Difesa tecnica e liquidazione delle spese. Nel processo tributario le parti private non possono stare in giudizio se non con l’assistenza di un professionista iscritto ad apposito albo, tranne che per le controversie di modesto valore, vale a dire quelle fino a 2.582,28 euro. L’articolo 12 del decreto legislativo 546/1992, prevede che le parti, diverse dall’ufficio del ministero delle finanze o dall’ente locale, devono essere assistite in giudizio da un difensore abilitato. L’assistenza tecnica può essere svolta non solo dagli avvocati ma anche da altri professionisti (dottori commercialisti, ragionieri e via dicendo), di cui alcuni con competenza parziale. Nel ricorso deve essere indicato l’incarico affidato al professionista, proprio al fine di verificare se questo esorbiti dalle materie espressamente elencate, nelle ipotesi di competenza parziale. Secondo la Cassazione (sentenza 5188/2000) ogni attività processuale svolta da difensore non abilitato, dovendo ritenersi effettuata in assoluta carenza di potere, è radicalmente nulla e può essere equiparata alla fattispecie di mancanza di sottoscrizione del ricorso, cui consegue l’inammissibilità.
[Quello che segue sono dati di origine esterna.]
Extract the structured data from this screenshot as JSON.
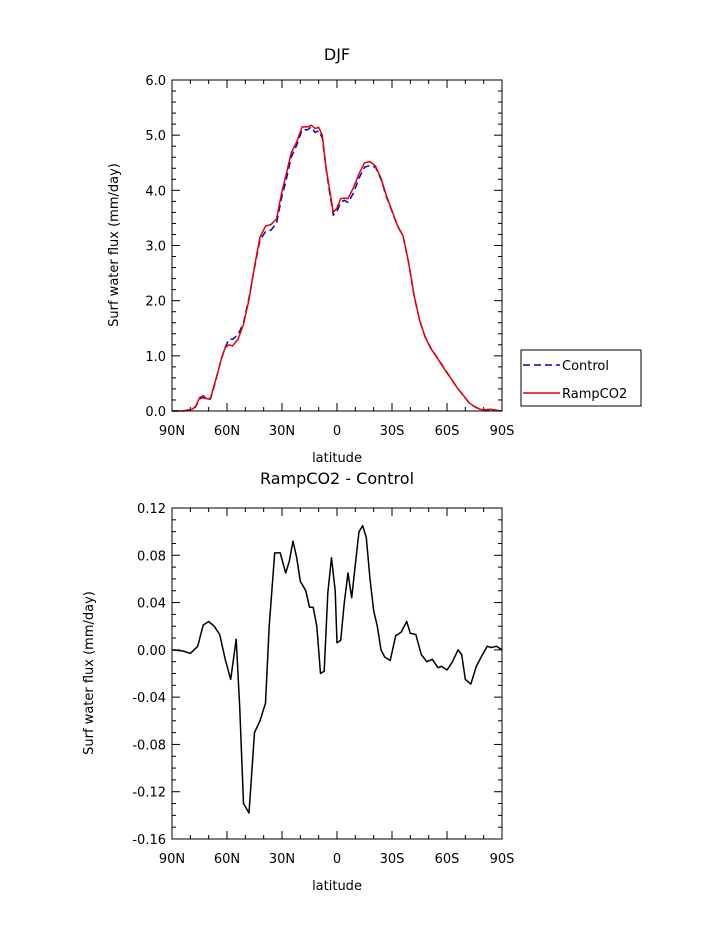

Il giudice ha ampi poteri in materia di liquidazione delle spese per l’attività svolta dal professionista e non è condizionato dalle richieste delle parti. Può condannare la parte soccombente al pagamento di onorari e spese in misura diversa, anche maggiore rispetto a quanto preteso dalla parte vittoriosa, senza incorrere nella violazione del principio della corrispondenza tra il chiesto e il pronunciato. L’unico limite per il giudice è rappresentato dal tariffario professionale. L’articolo 15, comma 2-bis, del decreto legislativo 546/1992 dispone, poi, che nella liquidazione delle spese a favore dell’ufficio del ministero delle finanze, nei casi in cui è assistito dai funzionari della stessa amministrazione, o a favore dell’ente locale, se assistito da propri dipendenti, si applica la tariffa vigente per gli avvocati e procuratori, con la riduzione del 20% degli onorari di avvocato. Le spese del giudizio sono liquidate con la sentenza. La riscossione delle somme, relative alle spese di giudizio liquidate a favore dell’ufficio del ministero delle finanze o dell’ente locale, avviene mediante iscrizione a ruolo a titolo definitivo dopo il passaggio in giudicato della sentenza.

Soccombenza e spese giudiziali. Prima della riforma del processo tributario del 1992 era esclusa l’applicazione degli articoli da 90 a 97 del codice di procedura civile. Questa regola faceva venire meno il principio della responsabilità delle parti per le spese e i danni processuali. Nella disciplina attuale, invece, la parte soccombente è condannata a rimborsare le spese del giudizio che sono liquidate con la sentenza. La Cassazione ha affermato che per soccombenza in senso oggettivo deve intendersi la difformità tra la domanda della parte e la pronuncia; invece, per soccombenza in senso causale si intende la difformità tra la pronuncia e la pretesa della sola parte che abbia reso necessario il processo, altrimenti evitabile. In quest’ultimo caso è necessario che la parte venga sanzionata.

Non c’è dubbio che la possibilità di conseguire la ripetizione delle spese processuali dà alla parte vittoriosa maggiori garanzie per la difesa della propria posizione processuale. Soprattutto dopo che è stato introdotto l’obbligo della difesa tecnica. E non va dimenticato che dal 2011, per adire la commissione tributaria, si paga anche il contributo unificato.